За бутылку, с нами же и распитую, сторож пустил нас в двадцативуглавую Преображенскую церковь. Пили мы натощак, и фигуры в иконостасе зашевелились.

– Может, так и надо, – предположил Чертков.


Трое это два и один. Один был я – и поделом.

Весной на литобъединении обсуждали Красовицкого. Я готовил аргументированную хвалебную речь. В коридоре за час-два сказал Стасю:

– Не подведем!

Подвел – я, да еще как. Не знаю, что на меня нашло. Вдруг подумалось: а стихи у него корявые. Чужие слова – торчат. Рифмы хромают. Целые строки – строкозаполнители. Много Мандельштама и обериутов. Образы разношерстные, плохо увязаны между собой и т. д. К обсуждению я был уверен: стихи никуда не годятся. И сказал это не в доверительном разговоре, а вслух перед врагами. Осчастливленный Гришка Левин воспарил до доноса:

– Я всегда говорил, что мы должны ненавидеть этот город, который заговорил петуха.
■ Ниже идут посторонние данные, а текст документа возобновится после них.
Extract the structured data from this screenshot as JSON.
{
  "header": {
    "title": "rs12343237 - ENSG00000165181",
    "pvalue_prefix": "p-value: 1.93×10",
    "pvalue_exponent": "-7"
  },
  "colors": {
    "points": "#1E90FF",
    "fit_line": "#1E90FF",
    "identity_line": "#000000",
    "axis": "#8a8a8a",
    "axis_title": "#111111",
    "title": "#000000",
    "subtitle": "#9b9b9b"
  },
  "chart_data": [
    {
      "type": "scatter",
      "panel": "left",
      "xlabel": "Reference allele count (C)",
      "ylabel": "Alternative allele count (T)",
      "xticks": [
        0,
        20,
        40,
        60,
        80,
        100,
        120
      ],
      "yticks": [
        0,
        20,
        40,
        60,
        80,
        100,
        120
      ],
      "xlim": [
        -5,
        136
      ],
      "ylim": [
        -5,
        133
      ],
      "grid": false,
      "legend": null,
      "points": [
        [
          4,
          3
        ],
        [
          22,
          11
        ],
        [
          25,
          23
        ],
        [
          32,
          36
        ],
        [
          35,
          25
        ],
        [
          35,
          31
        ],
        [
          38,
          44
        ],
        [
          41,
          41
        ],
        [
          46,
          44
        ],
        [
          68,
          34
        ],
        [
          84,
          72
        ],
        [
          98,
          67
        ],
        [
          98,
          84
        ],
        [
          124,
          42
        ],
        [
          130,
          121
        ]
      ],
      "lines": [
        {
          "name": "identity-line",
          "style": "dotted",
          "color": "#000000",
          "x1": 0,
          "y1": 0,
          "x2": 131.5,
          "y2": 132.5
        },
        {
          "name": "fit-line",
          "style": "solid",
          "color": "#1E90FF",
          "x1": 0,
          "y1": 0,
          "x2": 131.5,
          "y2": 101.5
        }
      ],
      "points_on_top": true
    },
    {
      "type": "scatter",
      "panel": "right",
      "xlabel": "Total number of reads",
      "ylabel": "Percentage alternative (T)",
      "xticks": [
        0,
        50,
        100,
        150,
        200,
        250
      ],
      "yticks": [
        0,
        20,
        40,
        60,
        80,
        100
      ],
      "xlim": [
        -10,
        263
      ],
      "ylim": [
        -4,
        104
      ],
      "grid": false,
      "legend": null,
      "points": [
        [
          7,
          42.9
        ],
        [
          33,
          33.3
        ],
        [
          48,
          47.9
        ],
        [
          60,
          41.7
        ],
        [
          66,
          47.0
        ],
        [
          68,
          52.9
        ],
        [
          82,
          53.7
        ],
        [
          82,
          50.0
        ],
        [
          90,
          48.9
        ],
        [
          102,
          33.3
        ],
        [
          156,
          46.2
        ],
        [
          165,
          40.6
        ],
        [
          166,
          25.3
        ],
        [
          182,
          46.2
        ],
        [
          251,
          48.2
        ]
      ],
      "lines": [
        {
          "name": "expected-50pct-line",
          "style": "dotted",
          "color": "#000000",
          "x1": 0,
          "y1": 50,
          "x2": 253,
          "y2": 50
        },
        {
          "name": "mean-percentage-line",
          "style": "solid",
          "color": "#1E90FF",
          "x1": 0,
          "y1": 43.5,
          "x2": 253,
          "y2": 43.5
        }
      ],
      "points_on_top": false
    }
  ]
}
Такие стихи мог писать Володя Сафонов из Дня второго!

К ночи или наутро туман рассеялся. Как теперь смотреть в глаза Стасю, как будет он смотреть на меня? Но он, человек формы, сделал вид, что ничего не случилось. Стихи он писал свои самые лучшие.


Я ушел в себя, сидел дома. Вяло складывалось беззвучное, блеклое – читать никому не хотелось.

Попереводил для печати. Не шикарную Америку/Англию ве́ка – в издательствах были сплошь народы эсэсэр и народная демократия. Слуцкий выделил мне что почище – демократические подстрочники. Чертков узнал – взбеленился. Он был прав: весной я предал Стася, сейчас – нашу общую заповедь, бескорыстие.

Венгерские события мы не могли пережить порознь:

– В Будапеште горит музей. Там Брейгель!

После Венгрии мы с Леней полдня бродили по задворкам Ново-Песчаной. Он был на пределе, говорил то ли мне, то ли себе, то ли на ветер:

– Поплясать на портрете! Может, за это и жизнь отдать стоит?

– Там, где поезд поближе к финской границе, – спрыгнуть и напролом…

В Суэцкий кризис у себя, в Библиотечном, он на собрании крикнул:

– Студенты должны сдавать сессию, а не спасать царя египетского!

На даче Шкловского он разгулялся. Шкловский ринулся его перегуливать и замитинговал на крик. Серафима Густавовна ушла от греха. Может быть, дача прослушивалась.


Ни с чего мне начал названивать один из курьезных востоковедов. Зазывал в компанию, в ресторан, в театр, на девочек.

Эрик Булатов, участник голодного бунта в Суриковском, сказал мне, что его таскают. Расспрашивали про меня. Под ударом – Чертков.

Я вызвонил Леню, мы встретились. Изложил, не ссылаясь на источник. В сумерки, в снегопад мы долго ходили по центру. Я не мог отделаться от ощущения, что за нами все время следует заснеженная фигура, то женская, то мужская.

Поздно вечером одиннадцатого января мне позвонила одна из мансардских девиц:

– Леня не у тебя? Такой ужас! Такой ужас! Меня вызывали на Лубянку, спрашивали про Леню. Я не знаю, что говорила. Надо предупредить. Если он позвонит…

Черткова арестовали 12 января 1957 года.